SMTP

Frameworks that already speak SMTP work without an SDK. Point them at your instance with an SMTP credential and they get the same pipeline, tracking and webhooks as the HTTP API.

SMTP credentials

Create an SMTP credential for your server (dashboard: Server → Credentials, where the type toggles between API and SMTP).

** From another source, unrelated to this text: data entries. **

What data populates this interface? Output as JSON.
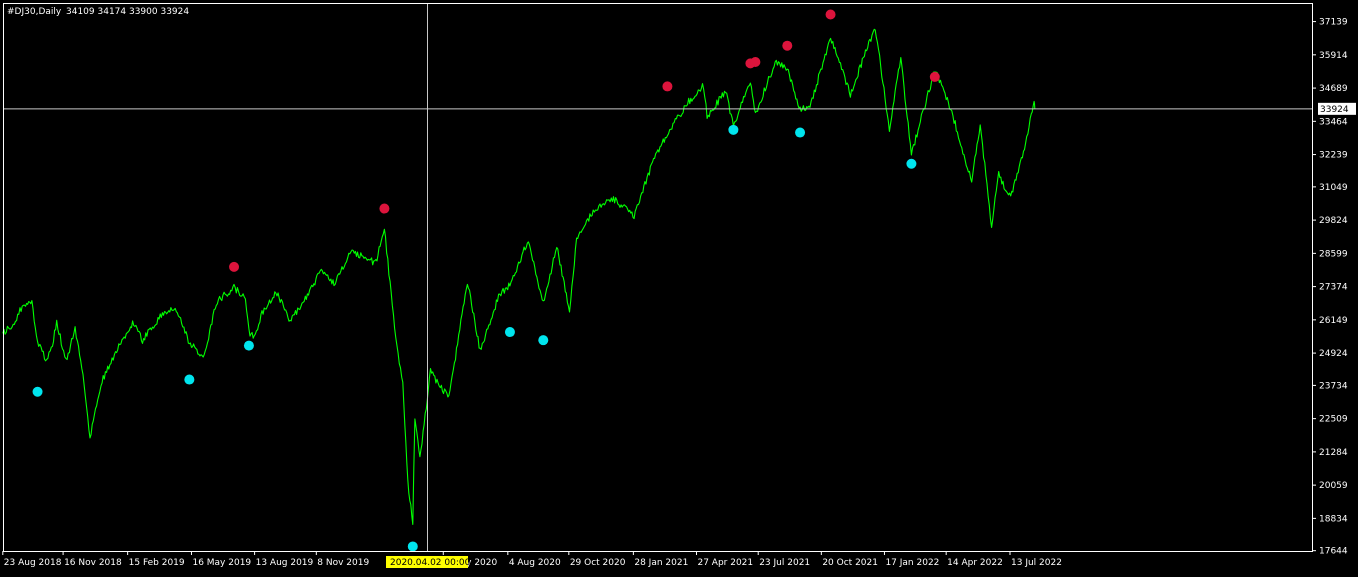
{
  "header": {
    "symbol": "#DJ30,Daily",
    "ohlc": "34109 34174 33900 33924"
  },
  "colors": {
    "background": "#000000",
    "frame": "#ffffff",
    "price_line": "#00ff00",
    "high_marker": "#dc143c",
    "low_marker": "#00e5ee",
    "crosshair": "#c8c8c8",
    "cursor_label_bg": "#ffff00"
  },
  "crosshair": {
    "date": "2020.04.02 00:00",
    "price": "33924"
  },
  "chart_data": {
    "type": "line",
    "title": "#DJ30,Daily",
    "series": [
      {
        "name": "#DJ30,Daily",
        "points": [
          [
            "2018-08-23",
            25650
          ],
          [
            "2018-09-05",
            25950
          ],
          [
            "2018-09-21",
            26700
          ],
          [
            "2018-10-03",
            26830
          ],
          [
            "2018-10-11",
            25300
          ],
          [
            "2018-10-24",
            24600
          ],
          [
            "2018-11-01",
            25200
          ],
          [
            "2018-11-07",
            26100
          ],
          [
            "2018-11-20",
            24600
          ],
          [
            "2018-12-03",
            25800
          ],
          [
            "2018-12-14",
            24100
          ],
          [
            "2018-12-24",
            21800
          ],
          [
            "2019-01-10",
            23900
          ],
          [
            "2019-02-01",
            25100
          ],
          [
            "2019-02-22",
            26050
          ],
          [
            "2019-03-08",
            25400
          ],
          [
            "2019-04-05",
            26400
          ],
          [
            "2019-04-23",
            26650
          ],
          [
            "2019-05-13",
            25300
          ],
          [
            "2019-06-03",
            24800
          ],
          [
            "2019-06-20",
            26800
          ],
          [
            "2019-07-15",
            27350
          ],
          [
            "2019-07-31",
            26900
          ],
          [
            "2019-08-05",
            25700
          ],
          [
            "2019-08-14",
            25500
          ],
          [
            "2019-08-22",
            26300
          ],
          [
            "2019-09-12",
            27200
          ],
          [
            "2019-10-02",
            26100
          ],
          [
            "2019-10-28",
            27100
          ],
          [
            "2019-11-15",
            28000
          ],
          [
            "2019-12-03",
            27500
          ],
          [
            "2019-12-27",
            28650
          ],
          [
            "2020-01-31",
            28250
          ],
          [
            "2020-02-12",
            29550
          ],
          [
            "2020-02-28",
            25400
          ],
          [
            "2020-03-09",
            23850
          ],
          [
            "2020-03-16",
            20190
          ],
          [
            "2020-03-23",
            18591
          ],
          [
            "2020-03-26",
            22550
          ],
          [
            "2020-04-02",
            21000
          ],
          [
            "2020-04-17",
            24240
          ],
          [
            "2020-05-13",
            23250
          ],
          [
            "2020-06-08",
            27572
          ],
          [
            "2020-06-26",
            25000
          ],
          [
            "2020-07-22",
            27000
          ],
          [
            "2020-08-07",
            27450
          ],
          [
            "2020-09-02",
            29100
          ],
          [
            "2020-09-23",
            26760
          ],
          [
            "2020-10-12",
            28840
          ],
          [
            "2020-10-30",
            26500
          ],
          [
            "2020-11-09",
            29160
          ],
          [
            "2020-12-04",
            30200
          ],
          [
            "2020-12-31",
            30600
          ],
          [
            "2021-01-29",
            29980
          ],
          [
            "2021-02-24",
            31960
          ],
          [
            "2021-03-17",
            33000
          ],
          [
            "2021-04-16",
            34200
          ],
          [
            "2021-05-07",
            34770
          ],
          [
            "2021-05-12",
            33590
          ],
          [
            "2021-06-07",
            34600
          ],
          [
            "2021-06-18",
            33290
          ],
          [
            "2021-07-12",
            34990
          ],
          [
            "2021-07-19",
            33740
          ],
          [
            "2021-08-16",
            35620
          ],
          [
            "2021-09-02",
            35440
          ],
          [
            "2021-09-20",
            33900
          ],
          [
            "2021-10-04",
            34000
          ],
          [
            "2021-11-02",
            36565
          ],
          [
            "2021-11-30",
            34480
          ],
          [
            "2022-01-04",
            36950
          ],
          [
            "2022-01-24",
            33150
          ],
          [
            "2022-02-09",
            35770
          ],
          [
            "2022-02-24",
            32270
          ],
          [
            "2022-03-29",
            35370
          ],
          [
            "2022-04-22",
            33800
          ],
          [
            "2022-05-20",
            31250
          ],
          [
            "2022-06-01",
            33300
          ],
          [
            "2022-06-17",
            29650
          ],
          [
            "2022-06-27",
            31500
          ],
          [
            "2022-07-14",
            30630
          ],
          [
            "2022-07-26",
            31760
          ],
          [
            "2022-08-04",
            32700
          ],
          [
            "2022-08-12",
            33750
          ],
          [
            "2022-08-16",
            34109
          ],
          [
            "2022-08-17",
            33924
          ]
        ]
      }
    ],
    "high_markers": [
      [
        "2019-07-15",
        28100
      ],
      [
        "2020-02-12",
        30250
      ],
      [
        "2021-03-17",
        34750
      ],
      [
        "2021-07-12",
        35600
      ],
      [
        "2021-07-19",
        35650
      ],
      [
        "2021-09-02",
        36250
      ],
      [
        "2021-11-02",
        37400
      ],
      [
        "2022-03-29",
        35100
      ]
    ],
    "low_markers": [
      [
        "2018-10-11",
        23500
      ],
      [
        "2019-05-13",
        23950
      ],
      [
        "2019-08-05",
        25200
      ],
      [
        "2020-03-23",
        17800
      ],
      [
        "2020-08-07",
        25700
      ],
      [
        "2020-09-23",
        25400
      ],
      [
        "2021-06-18",
        33150
      ],
      [
        "2021-09-20",
        33050
      ],
      [
        "2022-02-24",
        31900
      ]
    ],
    "x_range": [
      "2018-08-23",
      "2022-10-20"
    ],
    "ylim": [
      17632,
      37787
    ],
    "y_ticks": [
      37139,
      35914,
      34689,
      33464,
      32239,
      31049,
      29824,
      28599,
      27374,
      26149,
      24924,
      23734,
      22509,
      21284,
      20059,
      18834,
      17644
    ],
    "x_tick_labels": [
      [
        "2018-08-23",
        "23 Aug 2018"
      ],
      [
        "2018-11-16",
        "16 Nov 2018"
      ],
      [
        "2019-02-15",
        "15 Feb 2019"
      ],
      [
        "2019-05-16",
        "16 May 2019"
      ],
      [
        "2019-08-13",
        "13 Aug 2019"
      ],
      [
        "2019-11-08",
        "8 Nov 2019"
      ],
      [
        "2020-05-05",
        "5 May 2020"
      ],
      [
        "2020-08-04",
        "4 Aug 2020"
      ],
      [
        "2020-10-29",
        "29 Oct 2020"
      ],
      [
        "2021-01-28",
        "28 Jan 2021"
      ],
      [
        "2021-04-27",
        "27 Apr 2021"
      ],
      [
        "2021-07-23",
        "23 Jul 2021"
      ],
      [
        "2021-10-20",
        "20 Oct 2021"
      ],
      [
        "2022-01-17",
        "17 Jan 2022"
      ],
      [
        "2022-04-14",
        "14 Apr 2022"
      ],
      [
        "2022-07-13",
        "13 Jul 2022"
      ]
    ],
    "grid": false,
    "legend": "none"
  }
}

The username/password pair authenticates the connection; the sending domain rules are exactly the same as for the API.

Settings

SettingValue
HostYour instance SMTP hostname
Port25 (or 587 if you configured it)
EncryptionSTARTTLS
Username / passwordThe SMTP credential

Example: Rails / Laravel / Django

config/environments/production.rb
# Rails ActionMailer
config.action_mailer.smtp_settings = {
  address: "mail.yourdomain.com",
  port: 25,
  user_name: ENV["CAMELMAILER_SMTP_USER"],
  password: ENV["CAMELMAILER_SMTP_PASS"],
  enable_starttls_auto: true,
}

Laravel (MAIL_MAILER=smtp), Django (EMAIL_BACKEND), Symfony Mailer, Nodemailer, and anything with an SMTP transport works unchanged.

Message size & behaviour

The maximum message size is smtp_server.max_message_size (14 MB by default). Messages submitted over SMTP appear in the dashboard and API like any other message, with deliveries, opens, clicks and webhooks included.

Prefer the HTTP API for new integrations: you get per-recipient message ids and tokens in the response, stable error codes, and no MIME assembly on your side.